Error saving pandas dataframe in feature group

Hello!

I’m a new Hopsworks user. I’m trying to ingest some data to a feature group. I’m working from a conda environment in VSCode I’m able to create a connection using the project name and API key:

conn = hsfs.connection(
    project = HOPSWORKS_PROJECT_NAME,
    api_key_value = HOPSWORKS_API_KEY
)

and get the feature store:

fs = conn.get_feature_store()

Creating a feature group is working:

fg = fs.create_feature_group(
    name='some_name',
    version=1,
    description='some_description',
    primary_key=['some_id'],
    online_enabled=True
)

But when I try to save the dataframe:

fg.save(df)

an error is raised (everything seems OK at first, but after several seconds, the error is raised):

The feature group and the features are shown in the app, but there’s no data.

I’d appreciate any help to understand what’s going on.

Thank you!

Hi @jacasta2,

Looks like the ingestion job failed, you can have a look at the logs of the job in the in the UI > Ingestion Job > nuggets_2016_1_offline_fg_backfill and click on the Logs button on the failed execution.

In any case, I can take a look at the logs for you and let you know what’s the issue. I’ll let you know asap.


Fabio

Hello, @Fabio,

Thanks for the reply. I was writing a reply when I saw you were replying.

A quick update… The data DO seem to be there: when opening the feature group, under the tab Data preview. I guess I was checking in the wrong place (clicking the button inspect data).

The error is gone by adding the argument:

write_options={"start_offline_backfill": False}

when calling the method (I saw this in a tutorial repo that uses Hopsworks).

At any rate, I don’t know what causes the error and whether it makes sense that such error is raised.

Here are the logs: logs

I’d appreciate any help to understand this.

Thanks!

Hi @jacasta2 - Seems like the issue is related to serializing/deserializing your name - Sorry about that :frowning: . I’m not yet sure why as the job is running with UTF-8 encoding.

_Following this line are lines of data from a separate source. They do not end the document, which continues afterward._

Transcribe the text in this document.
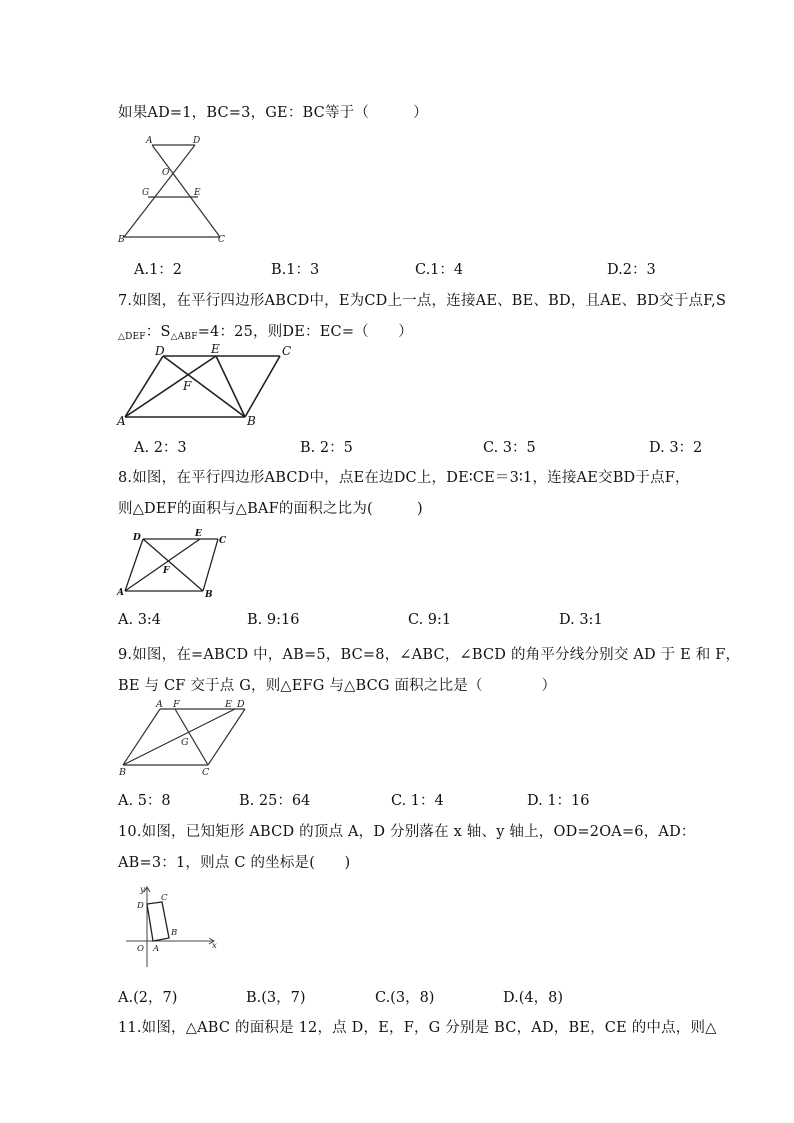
如果AD=1，BC=3，GE：BC等于（　　　）
A	D
O
G	E
B	C
A.1：2	B.1：3	C.1：4	D.2：3
7.如图，在平行四边形ABCD中，E为CD上一点，连接AE、BE、BD，且AE、BD交于点F,S
$_{\triangle DEF}$：$S_{\triangle ABF}=4$：25，则DE：EC=（　　）
D	E	C
F
A	B
A. 2：3	B. 2：5	C. 3：5	D. 3：2
8.如图，在平行四边形ABCD中，点E在边DC上，DE∶CE＝3∶1，连接AE交BD于点F，
则△DEF的面积与△BAF的面积之比为(　　　)
D	E
C
F
A	B
A. 3:4	B. 9:16	C. 9:1	D. 3:1
9.如图，在=ABCD 中，AB=5，BC=8，∠ABC，∠BCD 的角平分线分别交 AD 于 E 和 F，
BE 与 CF 交于点 G，则△EFG 与△BCG 面积之比是（　　　　）
A F	E D
G
B	C
A. 5：8	B. 25：64	C. 1：4	D. 1：16
10.如图，已知矩形 ABCD 的顶点 A，D 分别落在 x 轴、y 轴上，OD=2OA=6，AD：
AB=3：1，则点 C 的坐标是(　　)
y
x
C
D
B
O A
A.(2，7)	B.(3，7)	C.(3，8)	D.(4，8)
11.如图，△ABC 的面积是 12，点 D，E，F，G 分别是 BC，AD，BE，CE 的中点，则△
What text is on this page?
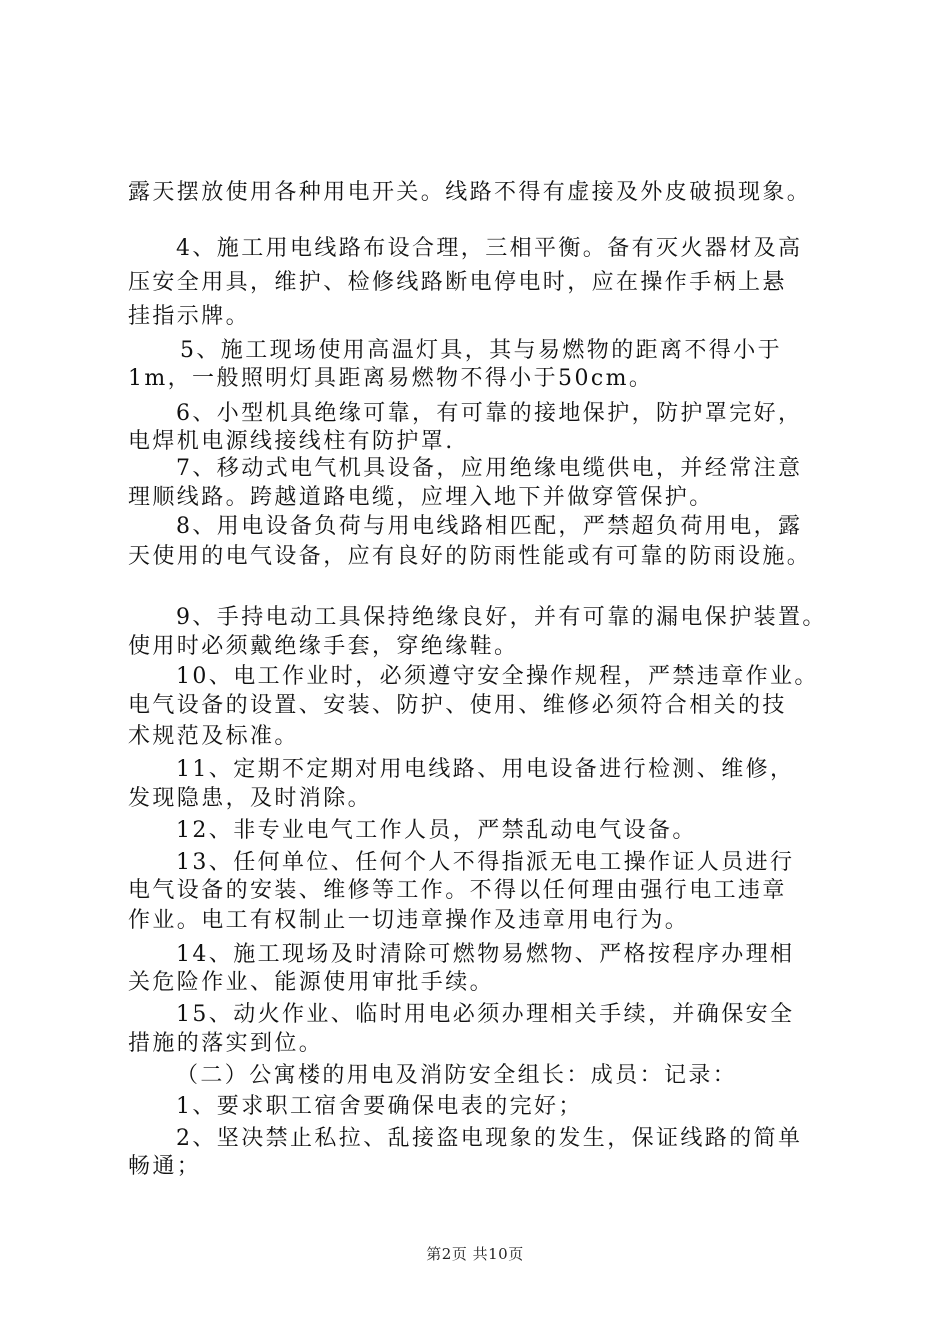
露天摆放使用各种用电开关。线路不得有虚接及外皮破损现象。
4、施工用电线路布设合理，三相平衡。备有灭火器材及高
压安全用具，维护、检修线路断电停电时，应在操作手柄上悬
挂指示牌。
5、施工现场使用高温灯具，其与易燃物的距离不得小于
1m，一般照明灯具距离易燃物不得小于50cm。
6、小型机具绝缘可靠，有可靠的接地保护，防护罩完好，
电焊机电源线接线柱有防护罩.
7、移动式电气机具设备，应用绝缘电缆供电，并经常注意
理顺线路。跨越道路电缆，应埋入地下并做穿管保护。
8、用电设备负荷与用电线路相匹配，严禁超负荷用电，露
天使用的电气设备，应有良好的防雨性能或有可靠的防雨设施。
9、手持电动工具保持绝缘良好，并有可靠的漏电保护装置。
使用时必须戴绝缘手套，穿绝缘鞋。
10、电工作业时，必须遵守安全操作规程，严禁违章作业。
电气设备的设置、安装、防护、使用、维修必须符合相关的技
术规范及标准。
11、定期不定期对用电线路、用电设备进行检测、维修，
发现隐患，及时消除。
12、非专业电气工作人员，严禁乱动电气设备。
13、任何单位、任何个人不得指派无电工操作证人员进行
电气设备的安装、维修等工作。不得以任何理由强行电工违章
作业。电工有权制止一切违章操作及违章用电行为。
14、施工现场及时清除可燃物易燃物、严格按程序办理相
关危险作业、能源使用审批手续。
15、动火作业、临时用电必须办理相关手续，并确保安全
措施的落实到位。
（二）公寓楼的用电及消防安全组长：成员：记录：
1、要求职工宿舍要确保电表的完好；
2、坚决禁止私拉、乱接盗电现象的发生，保证线路的简单
畅通；
第2页 共10页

I managed to reproduce the issue on my development environment and I’m investigating more, I’ll keep you posted.

1 Like

Hi @jacasta2
Thank you for your patience, this issue should be solved now. Can you try to run the your job again?

Regards,
Fabio

Hello, @Fabio,
I’ll take a look early next week, I’m leaving for the weekend. I’ll let you know when I run the job.
Thanks a lot!

1 Like

Hello, @Fabio!

I ran the job and no error was raised!

I don’t know if I’m going to understand it, but what was the issue?

Thanks a lot!

JA